Pada saat Sultan Adiwijaya memerintah Kacirebonan (1725-1731) terjadi sengketa dengan Sumedang, sengketa tersebut nantinya menyebabkan Sumedang kalah di pengadilan sehingga mau tidak mau harus menyerahkan wilayahnya yang berupa hutan ke Cirebon.
Konflik Sumedang dan Cirebon sebenarnya sudah terjadi sebelum masa Sultan Adiwijaya, dahulu di masa pemerintahan Panembahan Ratu (1568-1649), Prabu Geusun Ulun Raja dari Sumedang menculik Ratu Harisbaya istri Panembahan Ratu, pada masa itu terjadi perang besar antara Cirebon dengan Sumedang sehingga menyebabkan kekalahan dari pihak Sumedang. Zaman ini Sumedang didenda dengan melepaskan wilayah kekuasaanya yaitu Bhumi Sindangkasih (Majalengka) ke dalam wilayah Kekuasaan Cirebon.

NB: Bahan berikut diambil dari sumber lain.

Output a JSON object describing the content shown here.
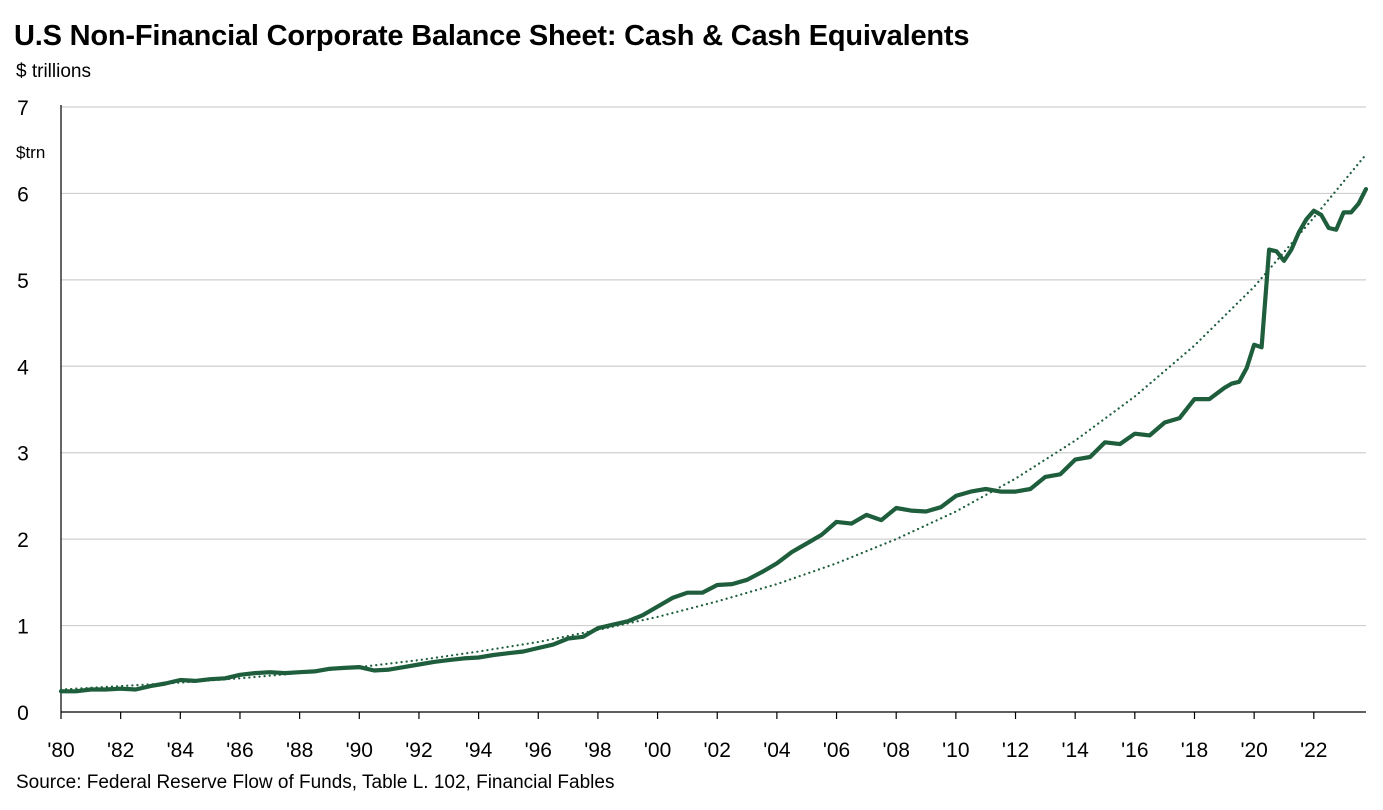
{
  "header": {
    "title": "U.S Non-Financial Corporate Balance Sheet: Cash & Cash Equivalents",
    "subtitle": "$ trillions"
  },
  "footer": {
    "source": "Source: Federal Reserve Flow of Funds, Table L. 102, Financial Fables"
  },
  "colors": {
    "series": "#1e5e3c",
    "trend": "#1e5e3c",
    "grid": "#cfcfcf",
    "axis": "#000000"
  },
  "chart_data": {
    "type": "line",
    "title": "U.S Non-Financial Corporate Balance Sheet: Cash & Cash Equivalents",
    "ylabel": "$ trillions",
    "unit_label": "$trn",
    "xlim": [
      1980,
      2023.75
    ],
    "ylim": [
      0,
      7
    ],
    "y_ticks": [
      0,
      1,
      2,
      3,
      4,
      5,
      6,
      7
    ],
    "x_ticks": [
      {
        "value": 1980,
        "label": "'80"
      },
      {
        "value": 1982,
        "label": "'82"
      },
      {
        "value": 1984,
        "label": "'84"
      },
      {
        "value": 1986,
        "label": "'86"
      },
      {
        "value": 1988,
        "label": "'88"
      },
      {
        "value": 1990,
        "label": "'90"
      },
      {
        "value": 1992,
        "label": "'92"
      },
      {
        "value": 1994,
        "label": "'94"
      },
      {
        "value": 1996,
        "label": "'96"
      },
      {
        "value": 1998,
        "label": "'98"
      },
      {
        "value": 2000,
        "label": "'00"
      },
      {
        "value": 2002,
        "label": "'02"
      },
      {
        "value": 2004,
        "label": "'04"
      },
      {
        "value": 2006,
        "label": "'06"
      },
      {
        "value": 2008,
        "label": "'08"
      },
      {
        "value": 2010,
        "label": "'10"
      },
      {
        "value": 2012,
        "label": "'12"
      },
      {
        "value": 2014,
        "label": "'14"
      },
      {
        "value": 2016,
        "label": "'16"
      },
      {
        "value": 2018,
        "label": "'18"
      },
      {
        "value": 2020,
        "label": "'20"
      },
      {
        "value": 2022,
        "label": "'22"
      }
    ],
    "grid": true,
    "series": [
      {
        "name": "Cash & Cash Equivalents",
        "style": "solid",
        "x": [
          1980.0,
          1980.5,
          1981.0,
          1981.5,
          1982.0,
          1982.5,
          1983.0,
          1983.5,
          1984.0,
          1984.5,
          1985.0,
          1985.5,
          1986.0,
          1986.5,
          1987.0,
          1987.5,
          1988.0,
          1988.5,
          1989.0,
          1989.5,
          1990.0,
          1990.5,
          1991.0,
          1991.5,
          1992.0,
          1992.5,
          1993.0,
          1993.5,
          1994.0,
          1994.5,
          1995.0,
          1995.5,
          1996.0,
          1996.5,
          1997.0,
          1997.5,
          1998.0,
          1998.5,
          1999.0,
          1999.5,
          2000.0,
          2000.5,
          2001.0,
          2001.5,
          2002.0,
          2002.5,
          2003.0,
          2003.5,
          2004.0,
          2004.5,
          2005.0,
          2005.5,
          2006.0,
          2006.5,
          2007.0,
          2007.5,
          2008.0,
          2008.5,
          2009.0,
          2009.5,
          2010.0,
          2010.5,
          2011.0,
          2011.5,
          2012.0,
          2012.5,
          2013.0,
          2013.5,
          2014.0,
          2014.5,
          2015.0,
          2015.5,
          2016.0,
          2016.5,
          2017.0,
          2017.5,
          2018.0,
          2018.5,
          2019.0,
          2019.25,
          2019.5,
          2019.75,
          2020.0,
          2020.25,
          2020.5,
          2020.75,
          2021.0,
          2021.25,
          2021.5,
          2021.75,
          2022.0,
          2022.25,
          2022.5,
          2022.75,
          2023.0,
          2023.25,
          2023.5,
          2023.75
        ],
        "values": [
          0.24,
          0.24,
          0.26,
          0.26,
          0.27,
          0.26,
          0.3,
          0.33,
          0.37,
          0.36,
          0.38,
          0.39,
          0.43,
          0.45,
          0.46,
          0.45,
          0.46,
          0.47,
          0.5,
          0.51,
          0.52,
          0.48,
          0.49,
          0.52,
          0.55,
          0.58,
          0.6,
          0.62,
          0.63,
          0.66,
          0.68,
          0.7,
          0.74,
          0.78,
          0.85,
          0.87,
          0.97,
          1.01,
          1.05,
          1.12,
          1.22,
          1.32,
          1.38,
          1.38,
          1.47,
          1.48,
          1.53,
          1.62,
          1.72,
          1.85,
          1.95,
          2.05,
          2.2,
          2.18,
          2.28,
          2.22,
          2.36,
          2.33,
          2.32,
          2.37,
          2.5,
          2.55,
          2.58,
          2.55,
          2.55,
          2.58,
          2.72,
          2.75,
          2.92,
          2.95,
          3.12,
          3.1,
          3.22,
          3.2,
          3.35,
          3.4,
          3.62,
          3.62,
          3.75,
          3.8,
          3.82,
          3.98,
          4.25,
          4.22,
          5.35,
          5.33,
          5.22,
          5.35,
          5.55,
          5.7,
          5.8,
          5.75,
          5.6,
          5.58,
          5.78,
          5.78,
          5.88,
          6.05
        ]
      },
      {
        "name": "Trend",
        "style": "dotted",
        "x": [
          1980,
          1982,
          1984,
          1986,
          1988,
          1990,
          1992,
          1994,
          1996,
          1998,
          2000,
          2002,
          2004,
          2006,
          2008,
          2010,
          2012,
          2014,
          2016,
          2018,
          2020,
          2022,
          2023.75
        ],
        "values": [
          0.26,
          0.3,
          0.34,
          0.39,
          0.45,
          0.52,
          0.6,
          0.7,
          0.81,
          0.95,
          1.1,
          1.28,
          1.48,
          1.72,
          2.0,
          2.32,
          2.7,
          3.14,
          3.65,
          4.24,
          4.92,
          5.72,
          6.45
        ]
      }
    ]
  }
}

Baca Juga: Ratu Harisbaya, Si Cantik Pemantik Konflik Cirebon Vs Sumedang
Meskipun pada zaman Panembahan Ratu konflik antara Sumedang dan Cirebon telah usai seiring perjanjian damai dan diserahkannya wilayah Sindangkasih ke Cirebon sebagai tanda tebusan penculikan Ratu Harisbaya, akan tetapi rasa curiga diantara penguasa di kedua kerajaan terus berlanjut hingga masa setelahnya. Sumedang dan Crebon seperti perang dingin. Keadaan sperti intulah yang dikemudian hari memantik sengketa hutan Sumedang di zaman Sultan Adiwijaya.
Sultan Adiwijaya dikenal sebagai Pangeran yang gemar berburu kijang dan menjangan di hutan, kadang-kadang kalau berburu Sultan lupa waktu, bahkan lupa segala-galanya. Pada suatu ketika Sultan Adiwijaya bersama pasukan pengiringnya berburu, mereka memasuki Hutan yang merupakan daerah kekuasaan Sumedang.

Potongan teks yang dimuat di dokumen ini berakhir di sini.